A 2018 undercover investigation into California's driftnet fishing industry showed dolphins entangled and drowned in driftnets, endangered species killed, and sharks cut apart and stabbed while still alive and conscious. Undercover footage influenced federal legislation aimed at banning driftnets.

===2020s===
A 2020 investigation focusing on the live export industry in Brazil revealed animals being confined in large ships in cramped conditions for weeks on end, often lying in and covered in their own feces. After arriving at their destination in the Middle East, cranes are used to hoist sick and injured animals out by their limbs. At the slaughterhouses, they are often slashed with knives and left to bleed to death, limbs are hacked off and throats stabbed.

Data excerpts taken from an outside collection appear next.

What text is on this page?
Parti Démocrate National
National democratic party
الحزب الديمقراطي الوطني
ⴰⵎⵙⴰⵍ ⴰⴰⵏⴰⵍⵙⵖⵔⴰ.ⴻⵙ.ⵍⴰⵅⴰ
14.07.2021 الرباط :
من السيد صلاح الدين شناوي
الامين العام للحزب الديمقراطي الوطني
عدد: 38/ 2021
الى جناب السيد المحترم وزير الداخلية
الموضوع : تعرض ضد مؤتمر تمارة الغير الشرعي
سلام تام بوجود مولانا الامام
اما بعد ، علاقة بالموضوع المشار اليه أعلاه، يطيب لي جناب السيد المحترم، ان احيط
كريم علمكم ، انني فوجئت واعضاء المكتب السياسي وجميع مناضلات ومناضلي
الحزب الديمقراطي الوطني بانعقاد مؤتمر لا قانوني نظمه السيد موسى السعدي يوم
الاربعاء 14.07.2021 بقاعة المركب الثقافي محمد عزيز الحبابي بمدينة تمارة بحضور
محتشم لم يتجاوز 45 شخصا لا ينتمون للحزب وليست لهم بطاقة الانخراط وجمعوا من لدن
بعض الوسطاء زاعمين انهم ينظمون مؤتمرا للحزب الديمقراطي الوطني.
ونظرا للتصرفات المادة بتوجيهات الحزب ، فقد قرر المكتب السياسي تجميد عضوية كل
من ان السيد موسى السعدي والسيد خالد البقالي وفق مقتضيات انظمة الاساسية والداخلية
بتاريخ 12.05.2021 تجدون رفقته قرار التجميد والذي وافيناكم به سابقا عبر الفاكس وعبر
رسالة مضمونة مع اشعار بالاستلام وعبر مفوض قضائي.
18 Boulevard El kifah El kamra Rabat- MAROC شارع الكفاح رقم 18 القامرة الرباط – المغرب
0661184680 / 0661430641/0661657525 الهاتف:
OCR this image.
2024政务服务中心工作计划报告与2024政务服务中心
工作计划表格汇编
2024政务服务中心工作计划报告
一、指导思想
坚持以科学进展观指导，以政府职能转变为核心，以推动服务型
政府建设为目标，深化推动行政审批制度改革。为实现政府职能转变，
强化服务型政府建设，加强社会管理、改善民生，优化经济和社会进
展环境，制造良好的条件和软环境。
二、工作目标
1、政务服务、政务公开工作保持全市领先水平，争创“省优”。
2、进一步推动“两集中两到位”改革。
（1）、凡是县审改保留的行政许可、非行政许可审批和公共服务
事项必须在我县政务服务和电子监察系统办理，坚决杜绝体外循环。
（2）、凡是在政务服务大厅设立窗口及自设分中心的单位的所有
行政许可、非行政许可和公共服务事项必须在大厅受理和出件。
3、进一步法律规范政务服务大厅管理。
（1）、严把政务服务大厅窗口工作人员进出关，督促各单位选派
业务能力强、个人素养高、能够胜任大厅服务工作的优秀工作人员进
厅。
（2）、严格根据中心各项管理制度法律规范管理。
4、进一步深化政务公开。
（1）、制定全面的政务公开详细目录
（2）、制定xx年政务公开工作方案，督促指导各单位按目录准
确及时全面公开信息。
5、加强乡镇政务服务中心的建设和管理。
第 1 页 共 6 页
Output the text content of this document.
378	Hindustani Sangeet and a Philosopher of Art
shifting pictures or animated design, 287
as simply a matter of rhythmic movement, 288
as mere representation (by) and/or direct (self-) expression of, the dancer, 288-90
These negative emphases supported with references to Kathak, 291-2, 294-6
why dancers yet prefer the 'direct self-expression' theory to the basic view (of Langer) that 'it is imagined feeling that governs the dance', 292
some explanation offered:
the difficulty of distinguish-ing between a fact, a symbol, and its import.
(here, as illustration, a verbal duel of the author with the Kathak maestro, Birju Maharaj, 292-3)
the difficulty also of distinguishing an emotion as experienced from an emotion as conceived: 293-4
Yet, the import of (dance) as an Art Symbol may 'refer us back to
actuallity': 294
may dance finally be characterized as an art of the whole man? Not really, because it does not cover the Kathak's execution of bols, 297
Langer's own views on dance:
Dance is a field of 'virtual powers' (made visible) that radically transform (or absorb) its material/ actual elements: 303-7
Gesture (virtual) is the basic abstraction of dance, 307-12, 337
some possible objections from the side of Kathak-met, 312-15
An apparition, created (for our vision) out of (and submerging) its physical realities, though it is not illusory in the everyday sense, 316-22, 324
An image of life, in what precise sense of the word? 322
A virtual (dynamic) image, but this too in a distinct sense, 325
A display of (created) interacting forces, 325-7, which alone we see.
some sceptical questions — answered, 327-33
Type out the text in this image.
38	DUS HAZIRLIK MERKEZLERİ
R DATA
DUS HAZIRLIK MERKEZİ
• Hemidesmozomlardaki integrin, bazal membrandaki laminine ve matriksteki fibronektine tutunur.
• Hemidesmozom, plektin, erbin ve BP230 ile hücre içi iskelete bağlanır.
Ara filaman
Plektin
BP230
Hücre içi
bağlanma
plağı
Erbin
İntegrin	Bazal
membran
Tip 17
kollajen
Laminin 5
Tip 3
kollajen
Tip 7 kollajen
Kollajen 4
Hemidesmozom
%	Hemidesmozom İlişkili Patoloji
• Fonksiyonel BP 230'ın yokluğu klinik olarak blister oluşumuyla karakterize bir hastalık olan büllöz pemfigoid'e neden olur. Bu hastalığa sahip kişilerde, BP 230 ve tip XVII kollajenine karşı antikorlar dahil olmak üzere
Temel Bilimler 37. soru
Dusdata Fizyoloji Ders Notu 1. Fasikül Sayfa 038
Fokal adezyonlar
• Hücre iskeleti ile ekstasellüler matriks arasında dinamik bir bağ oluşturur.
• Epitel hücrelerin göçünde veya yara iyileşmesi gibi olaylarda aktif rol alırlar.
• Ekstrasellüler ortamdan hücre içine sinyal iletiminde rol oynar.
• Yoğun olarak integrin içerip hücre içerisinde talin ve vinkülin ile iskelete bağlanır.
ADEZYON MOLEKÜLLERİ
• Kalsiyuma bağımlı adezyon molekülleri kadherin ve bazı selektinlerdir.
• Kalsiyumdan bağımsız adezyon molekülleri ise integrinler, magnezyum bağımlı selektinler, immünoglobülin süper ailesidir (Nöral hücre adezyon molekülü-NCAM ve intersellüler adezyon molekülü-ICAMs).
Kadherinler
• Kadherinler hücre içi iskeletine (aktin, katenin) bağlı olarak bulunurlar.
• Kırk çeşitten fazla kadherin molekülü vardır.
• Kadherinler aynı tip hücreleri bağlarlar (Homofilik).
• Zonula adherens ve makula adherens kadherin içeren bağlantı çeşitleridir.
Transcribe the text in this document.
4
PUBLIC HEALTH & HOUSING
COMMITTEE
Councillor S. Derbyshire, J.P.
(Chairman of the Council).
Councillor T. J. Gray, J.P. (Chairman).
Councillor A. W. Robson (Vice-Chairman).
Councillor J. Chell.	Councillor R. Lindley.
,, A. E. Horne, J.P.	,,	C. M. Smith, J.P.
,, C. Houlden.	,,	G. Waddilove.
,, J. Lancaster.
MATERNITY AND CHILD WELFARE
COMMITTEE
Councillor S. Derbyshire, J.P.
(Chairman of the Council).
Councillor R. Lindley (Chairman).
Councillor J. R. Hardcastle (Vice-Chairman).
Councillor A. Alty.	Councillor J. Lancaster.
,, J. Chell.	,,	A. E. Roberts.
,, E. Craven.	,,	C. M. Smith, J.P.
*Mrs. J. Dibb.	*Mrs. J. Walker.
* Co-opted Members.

In 2023, the organization was given a B+ rating for financial management.

MFA celebrated their 25th anniversary with a gala held on April 20, 2024. They gave several awards out on the night, including one to Beyond Meat and one to Gwenna Hunter, who opened the first vegan foodbank in Los Angeles.

In August 2024, the organization helped to secure a commitment on shrimp welfare from UK supermarket chain Tesco.

== Transfarmation ==
In 2019, Leah Garcés founded Transfarmation to support farmers to transition from concentrated animal feeding operations to plant-focused farms. In August 2024, a hog farming family from Iowa transitioning to mushroom farming was featured in the NYT.

In 2024, Garcés published a book on Transfarmation, entitled Transfarmation: the Movement to Free Us from Factory Farming. This was a sequel to her 2019 book, Grilled.